Kamis, Juli 25, 2024

Cari HP di Bawah...

Mencari HP dengan harga terjangkau namun tetap memiliki performa yang handal memang bisa...

Siswa Diduga Keracunan Selepas...

SIGLI - Jumlah siswa yang dirawat akibat dugaan keracunan setelah konsumsi nasi gurih...

Spanduk Dukungan Bustami Maju...

LHOKSEUMAWE - Sejumlah spanduk berisi dukungan kepada Bustami Hamzah untuk mencalonkan diri sebagai...
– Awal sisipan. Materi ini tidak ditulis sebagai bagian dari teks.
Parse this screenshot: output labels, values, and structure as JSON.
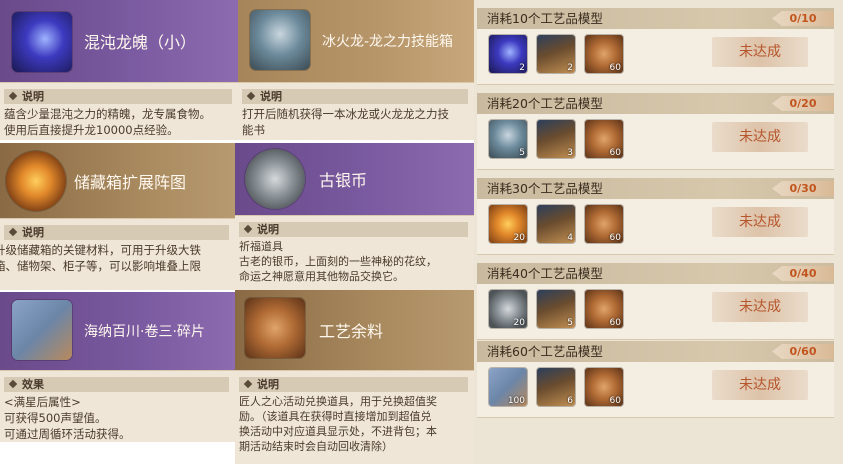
{
  "cards": [
    {
      "title": "混沌龙魄（小）",
      "section": "说明",
      "desc": "蕴含少量混沌之力的精魄，龙专属食物。\n使用后直接提升龙10000点经验。",
      "icon": "purple-crystal-icon"
    },
    {
      "title": "冰火龙-龙之力技能箱",
      "section": "说明",
      "desc": "打开后随机获得一本冰龙或火龙龙之力技\n能书",
      "icon": "treasure-chest-icon"
    },
    {
      "title": "储藏箱扩展阵图",
      "section": "说明",
      "desc": "升级储藏箱的关键材料，可用于升级大铁\n箱、储物架、柜子等，可以影响堆叠上限",
      "icon": "sun-chest-icon"
    },
    {
      "title": "古银币",
      "section": "说明",
      "desc": "祈福道具\n古老的银币，上面刻的一些神秘的花纹，\n命运之神愿意用其他物品交换它。",
      "icon": "silver-coin-icon"
    },
    {
      "title": "海纳百川·卷三·碎片",
      "section": "效果",
      "desc": "<满星后属性>\n可获得500声望值。\n可通过周循环活动获得。",
      "icon": "map-fragment-icon"
    },
    {
      "title": "工艺余料",
      "section": "说明",
      "desc": "匠人之心活动兑换道具，用于兑换超值奖\n励。（该道具在获得时直接增加到超值兑\n换活动中对应道具显示处，不进背包；本\n期活动结束时会自动回收清除）",
      "icon": "leather-scrap-icon"
    }
  ],
  "quests": [
    {
      "title": "消耗10个工艺品模型",
      "progress": "0/10",
      "button": "未达成",
      "items": [
        {
          "icon": "purple-crystal-icon",
          "count": "2"
        },
        {
          "icon": "tree-trunk-icon",
          "count": "2"
        },
        {
          "icon": "leather-scrap-icon",
          "count": "60"
        }
      ]
    },
    {
      "title": "消耗20个工艺品模型",
      "progress": "0/20",
      "button": "未达成",
      "items": [
        {
          "icon": "treasure-chest-icon",
          "count": "5"
        },
        {
          "icon": "tree-trunk-icon",
          "count": "3"
        },
        {
          "icon": "leather-scrap-icon",
          "count": "60"
        }
      ]
    },
    {
      "title": "消耗30个工艺品模型",
      "progress": "0/30",
      "button": "未达成",
      "items": [
        {
          "icon": "sun-chest-icon",
          "count": "20"
        },
        {
          "icon": "tree-trunk-icon",
          "count": "4"
        },
        {
          "icon": "leather-scrap-icon",
          "count": "60"
        }
      ]
    },
    {
      "title": "消耗40个工艺品模型",
      "progress": "0/40",
      "button": "未达成",
      "items": [
        {
          "icon": "silver-coin-icon",
          "count": "20"
        },
        {
          "icon": "tree-trunk-icon",
          "count": "5"
        },
        {
          "icon": "leather-scrap-icon",
          "count": "60"
        }
      ]
    },
    {
      "title": "消耗60个工艺品模型",
      "progress": "0/60",
      "button": "未达成",
      "items": [
        {
          "icon": "map-fragment-icon",
          "count": "100"
        },
        {
          "icon": "tree-trunk-icon",
          "count": "6"
        },
        {
          "icon": "leather-scrap-icon",
          "count": "60"
        }
      ]
    }
  ],
  "colors": {
    "purple_header": "#7a5aa0",
    "gold_header": "#b7966a",
    "progress_text": "#c2551e",
    "button_text": "#b6562c"
  }
}
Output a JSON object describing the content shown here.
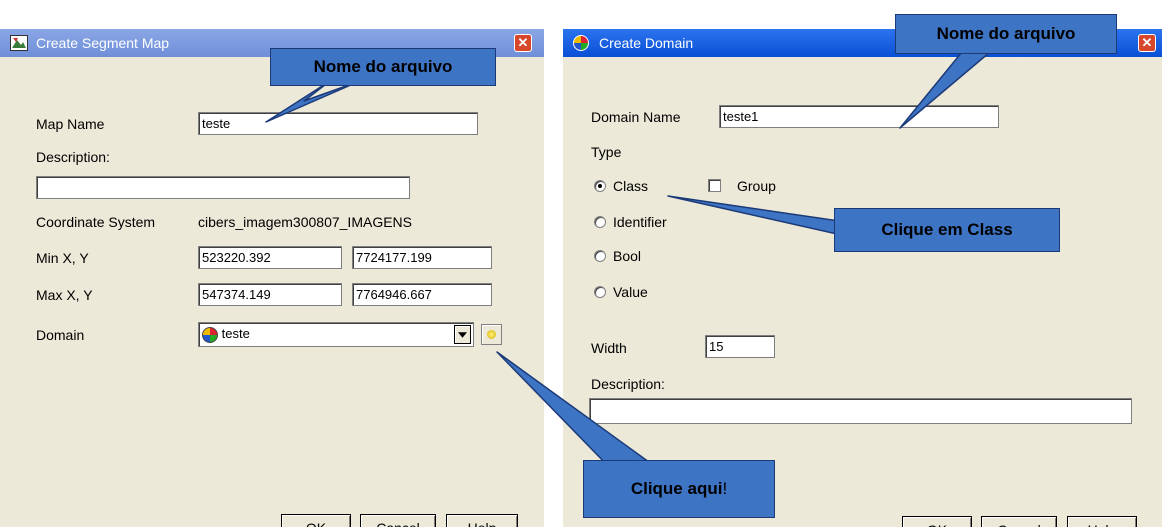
{
  "colors": {
    "titlebar_active": "#0a5ce5",
    "titlebar_inactive": "#7a96df",
    "close_button": "#d8472b",
    "callout_fill": "#3e74c4",
    "dialog_bg": "#ece9d8"
  },
  "left_dialog": {
    "title": "Create Segment Map",
    "title_icon": "segment-map-icon",
    "map_name_label": "Map Name",
    "map_name_value": "teste",
    "description_label": "Description:",
    "description_value": "",
    "coord_system_label": "Coordinate System",
    "coord_system_value": "cibers_imagem300807_IMAGENS",
    "min_label": "Min X, Y",
    "min_x": "523220.392",
    "min_y": "7724177.199",
    "max_label": "Max X, Y",
    "max_x": "547374.149",
    "max_y": "7764946.667",
    "domain_label": "Domain",
    "domain_value": "teste",
    "domain_icon": "domain-globe-icon",
    "buttons": {
      "ok": "OK",
      "cancel": "Cancel",
      "help": "Help"
    }
  },
  "right_dialog": {
    "title": "Create Domain",
    "title_icon": "domain-globe-icon",
    "domain_name_label": "Domain Name",
    "domain_name_value": "teste1",
    "type_label": "Type",
    "type_options": [
      "Class",
      "Identifier",
      "Bool",
      "Value"
    ],
    "selected_type": "Class",
    "group_label": "Group",
    "group_checked": false,
    "width_label": "Width",
    "width_value": "15",
    "description_label": "Description:",
    "description_value": "",
    "buttons": {
      "ok": "OK",
      "cancel": "Cancel",
      "help": "Help"
    }
  },
  "callouts": {
    "left_title": "Nome do arquivo",
    "right_title": "Nome do arquivo",
    "class_hint": "Clique em Class",
    "click_here_prefix": "Clique ",
    "click_here_bold": "aqui",
    "click_here_suffix": "!"
  }
}
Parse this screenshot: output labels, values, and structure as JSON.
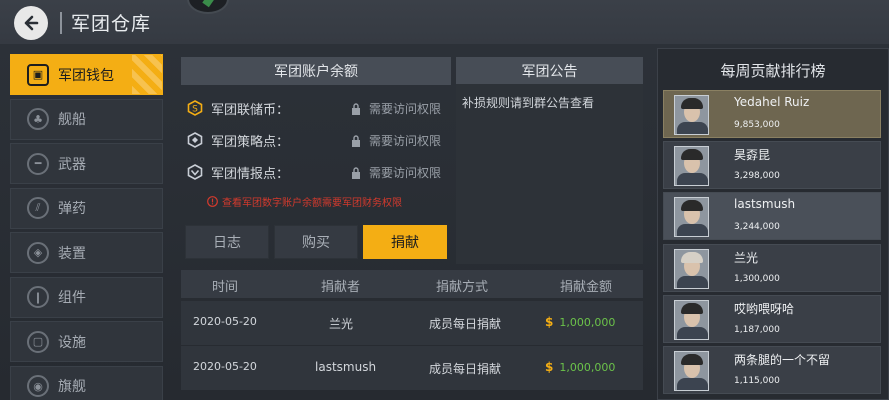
{
  "header": {
    "title": "军团仓库",
    "back_icon": "back-arrow-icon"
  },
  "sidebar": {
    "items": [
      {
        "label": "军团钱包",
        "icon": "wallet-icon",
        "active": true
      },
      {
        "label": "舰船",
        "icon": "ship-icon",
        "active": false
      },
      {
        "label": "武器",
        "icon": "weapon-icon",
        "active": false
      },
      {
        "label": "弹药",
        "icon": "ammo-icon",
        "active": false
      },
      {
        "label": "装置",
        "icon": "device-icon",
        "active": false
      },
      {
        "label": "组件",
        "icon": "component-icon",
        "active": false
      },
      {
        "label": "设施",
        "icon": "facility-icon",
        "active": false
      },
      {
        "label": "旗舰",
        "icon": "flagship-icon",
        "active": false
      }
    ]
  },
  "balance": {
    "title": "军团账户余额",
    "rows": [
      {
        "label": "军团联储币：",
        "permission": "需要访问权限",
        "icon": "reserve-coin-icon"
      },
      {
        "label": "军团策略点：",
        "permission": "需要访问权限",
        "icon": "strategy-point-icon"
      },
      {
        "label": "军团情报点：",
        "permission": "需要访问权限",
        "icon": "intel-point-icon"
      }
    ],
    "warning": "查看军团数字账户余额需要军团财务权限"
  },
  "actions": [
    {
      "label": "日志",
      "active": false
    },
    {
      "label": "购买",
      "active": false
    },
    {
      "label": "捐献",
      "active": true
    }
  ],
  "notice": {
    "title": "军团公告",
    "text": "补损规则请到群公告查看"
  },
  "table": {
    "headers": [
      "时间",
      "捐献者",
      "捐献方式",
      "捐献金额"
    ],
    "rows": [
      {
        "time": "2020-05-20",
        "donor": "兰光",
        "method": "成员每日捐献",
        "currency": "$",
        "amount": "1,000,000"
      },
      {
        "time": "2020-05-20",
        "donor": "lastsmush",
        "method": "成员每日捐献",
        "currency": "$",
        "amount": "1,000,000"
      }
    ]
  },
  "ranking": {
    "title": "每周贡献排行榜",
    "rows": [
      {
        "name": "Yedahel Ruiz",
        "score": "9,853,000",
        "style": "highlight"
      },
      {
        "name": "昊孬昆",
        "score": "3,298,000",
        "style": "normal"
      },
      {
        "name": "lastsmush",
        "score": "3,244,000",
        "style": "light"
      },
      {
        "name": "兰光",
        "score": "1,300,000",
        "style": "normal"
      },
      {
        "name": "哎哟喂呀哈",
        "score": "1,187,000",
        "style": "normal"
      },
      {
        "name": "两条腿的一个不留",
        "score": "1,115,000",
        "style": "normal"
      }
    ]
  },
  "colors": {
    "accent": "#f4ae14",
    "amount": "#6bc24a",
    "warning": "#d23a2d"
  }
}
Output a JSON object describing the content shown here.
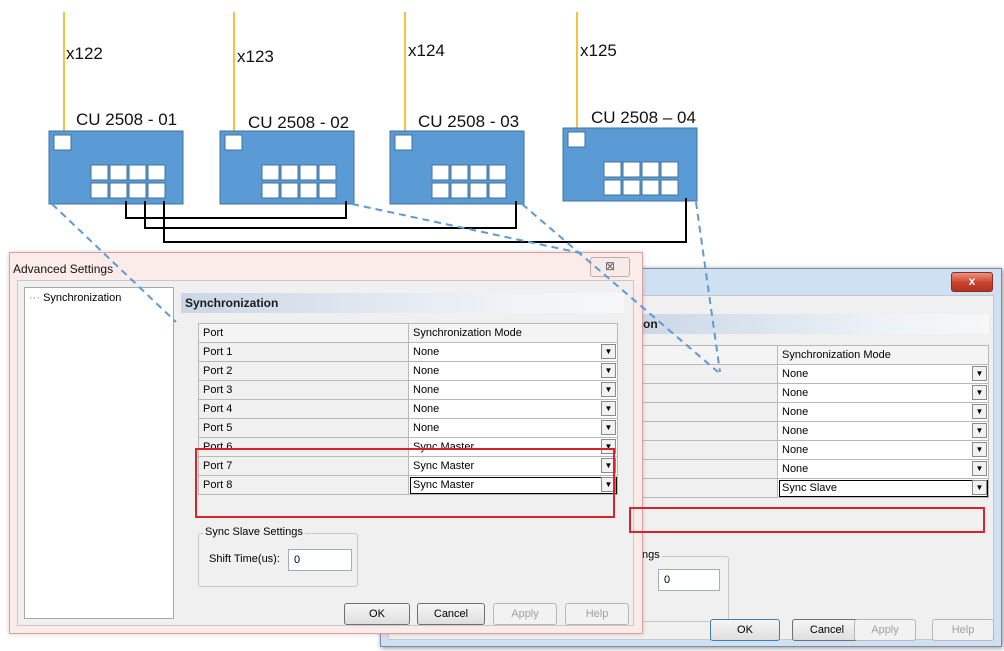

Yayasan Geutanyoe Rayakan Hari...

LHOKSEUMAWE - Yayasan Geutanyoe merayakan Hari Anak Nasional tahun 2024 bersama 227 anak...
BerandaNewsHebatnya Ayah dan...

Hebatnya Ayah dan Ibu

*Nia Kartini

Pengalaman yang kelam dan menyakitkan akan berujung pada sesuatu yang biasa kita sebut dengan trauma. Menurut pandangan psikologi, semakin sakit luka yang dirasakan, semakin sukar pula disembuhkan.

Tidakkah kita bertanya-tanya, mengapa seorang ibu tidak mengalami trauma setelah melahirkan? Dilihat dari pendekatan biologi, ''Tubuh seorang manusia hanya dapat menahan 45 del (unit) dari rasa sakit. Ketika melahirkan, seorang wanita merasakan sekitar 57 del (unit) dari rasa sakit. Hal ini serupa dengan sekitar 20 tulang retak di waktu yang sama'' Juga mengingat, ia telah lelah mengandung paling tidak selama tujuh bulan.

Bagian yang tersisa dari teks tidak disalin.